So you admit there is a market for magic items?

Even in a world where magic items are rare.
*I* actually never completely shut out the idea of magic items for sale. My concern is for
easily available, fixed price, and commonly assumed magic item acquisition via gold pieces.
Let me parse that for you. Easily available = large towns and cities have items for sale (or are a simple commission away from it). Fixed price: the DMG sets a price to the gp, and sets rules for buying/selling them (buy at full, sell at half). Commonly assumed: these rules will be followed since they are Rules As Written.
I would rather magic item sales be a.) difficult, almost a quest to themselves; b.) at a negotiable price depending on the situation; and c.) at the DM's option.
Surprisingly, the DMG rules in the downtime section do that perfectly. The problem some people are having has been that they are not through enough for my "concern" sentence to be true.
I am not sure you are proving your point.
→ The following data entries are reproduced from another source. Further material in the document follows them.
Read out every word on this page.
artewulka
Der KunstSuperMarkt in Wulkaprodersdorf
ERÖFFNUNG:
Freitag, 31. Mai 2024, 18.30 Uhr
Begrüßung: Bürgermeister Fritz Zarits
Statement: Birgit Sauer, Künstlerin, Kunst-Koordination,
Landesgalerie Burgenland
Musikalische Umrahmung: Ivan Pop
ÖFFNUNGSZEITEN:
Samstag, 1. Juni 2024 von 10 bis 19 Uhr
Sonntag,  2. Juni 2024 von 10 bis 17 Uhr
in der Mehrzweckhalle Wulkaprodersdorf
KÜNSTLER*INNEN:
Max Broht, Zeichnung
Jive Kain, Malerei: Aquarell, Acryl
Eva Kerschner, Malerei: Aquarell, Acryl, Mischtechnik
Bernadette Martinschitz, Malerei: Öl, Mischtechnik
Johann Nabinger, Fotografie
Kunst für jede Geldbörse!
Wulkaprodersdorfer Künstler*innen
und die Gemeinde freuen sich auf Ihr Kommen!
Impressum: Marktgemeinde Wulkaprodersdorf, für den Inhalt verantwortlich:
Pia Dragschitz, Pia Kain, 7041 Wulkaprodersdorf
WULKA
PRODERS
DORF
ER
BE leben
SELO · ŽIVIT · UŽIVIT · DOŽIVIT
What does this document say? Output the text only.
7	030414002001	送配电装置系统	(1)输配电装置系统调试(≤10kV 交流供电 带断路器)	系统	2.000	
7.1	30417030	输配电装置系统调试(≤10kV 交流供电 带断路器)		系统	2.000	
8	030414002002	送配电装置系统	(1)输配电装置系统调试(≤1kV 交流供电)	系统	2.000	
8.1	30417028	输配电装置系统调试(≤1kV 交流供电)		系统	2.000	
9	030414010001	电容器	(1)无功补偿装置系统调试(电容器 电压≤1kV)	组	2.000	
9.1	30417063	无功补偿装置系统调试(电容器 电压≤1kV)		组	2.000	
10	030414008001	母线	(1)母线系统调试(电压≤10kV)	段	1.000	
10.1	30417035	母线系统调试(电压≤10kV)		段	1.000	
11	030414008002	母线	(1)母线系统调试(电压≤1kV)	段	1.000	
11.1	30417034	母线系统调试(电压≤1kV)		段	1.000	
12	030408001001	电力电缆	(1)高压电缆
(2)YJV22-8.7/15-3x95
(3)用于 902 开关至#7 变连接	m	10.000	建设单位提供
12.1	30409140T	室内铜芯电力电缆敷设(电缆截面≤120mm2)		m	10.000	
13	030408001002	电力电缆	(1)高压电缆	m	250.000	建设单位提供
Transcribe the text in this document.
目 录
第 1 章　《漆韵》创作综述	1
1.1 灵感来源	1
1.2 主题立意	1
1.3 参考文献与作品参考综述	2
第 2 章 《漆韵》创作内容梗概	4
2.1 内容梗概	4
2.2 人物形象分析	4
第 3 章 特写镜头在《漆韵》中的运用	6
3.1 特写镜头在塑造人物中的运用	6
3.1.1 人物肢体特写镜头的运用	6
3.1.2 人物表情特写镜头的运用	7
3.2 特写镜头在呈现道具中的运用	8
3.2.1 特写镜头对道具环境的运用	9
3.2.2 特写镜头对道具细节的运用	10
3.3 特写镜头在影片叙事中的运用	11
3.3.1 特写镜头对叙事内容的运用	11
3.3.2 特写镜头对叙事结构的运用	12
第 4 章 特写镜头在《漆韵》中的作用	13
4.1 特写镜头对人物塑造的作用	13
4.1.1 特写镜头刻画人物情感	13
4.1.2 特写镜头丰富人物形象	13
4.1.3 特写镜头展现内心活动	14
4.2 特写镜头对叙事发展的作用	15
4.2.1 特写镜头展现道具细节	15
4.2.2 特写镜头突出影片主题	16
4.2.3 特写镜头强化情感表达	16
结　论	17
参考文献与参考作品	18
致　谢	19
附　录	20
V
You are actually saying on the one hand you want a fixed price for what the PCs might be able to sell a magic item for, but do not want the PCs to be able to buy under the same rules. Which is fine, but one should be upfront about it. A fixed price is no more subject to abuse than a non-fixed price, especially if one considers the fixed price more of a guideline than a hard and fast price.
I didn't say I wanted a fixed price, but I'm also not stupid enough to allow King Bob to buy a +1 sword for a million gold. However, PCs are generally the ones in want so the market preys upon the needy. Capitalism baby!
And here is how fixed prices screw up the system. Lets say your PC acquires 5,000 gp. He goes to Waterdeep* (or sufficiently large city) and hits the bazaar to buy a +1 amulet of natural armor, a +1 sword, and a +1 cloak of resistance. (The three items are a few hundred over 5k, and the PC can afford it all). However, he goes to the magic sword vendor and the vendor says "Well, there's a war going on near Neverwinter, so +1 swords a 4k each".
The PC is now Angry. He knows the DM is overcharging him, and that "by the rules, he can get the amulet too" since the price for a sword is set. Furthermore, the DM is watering him down for his Wealth Per Level guide since he's effectively stealing 2k away form his proper reward.
However, if the price is a range, the PC can't call the DM for overcharging him since there is no set price. He doesn't like it, don't buy it.
As for the rest of your argument, it does not have to be an either/or sort of thing. Personally, I don't have "magic marts" in my games, but magic is for sale. There are items that are readily available and if the PC wants something not available they have to work for it in some way, order it from afar, pay for middlemen, pay for transport, etc. This allows for haggling, auctioning, con-games and the market to do its thing, while still treating magic as a commodity. Again, as soon as the players want to sell an item or service, magic is a commodity whether you as DM like it or not and you should have some idea what you are going to do about it before hand.
As I said, a few items bought and sold using the DMG guidelines and some common sense economics is enough for me. Picasso's are sold everyday; neither are magic items. What I don't want is the 3e system of expected wealth and PCs with carts of cloaks of resistances (needed to keep NPC math going) and going into town to sell for 500 gp a pop so they can add another plus to their +1 flaming, keen bastard sword. Those days are gone and good riddance!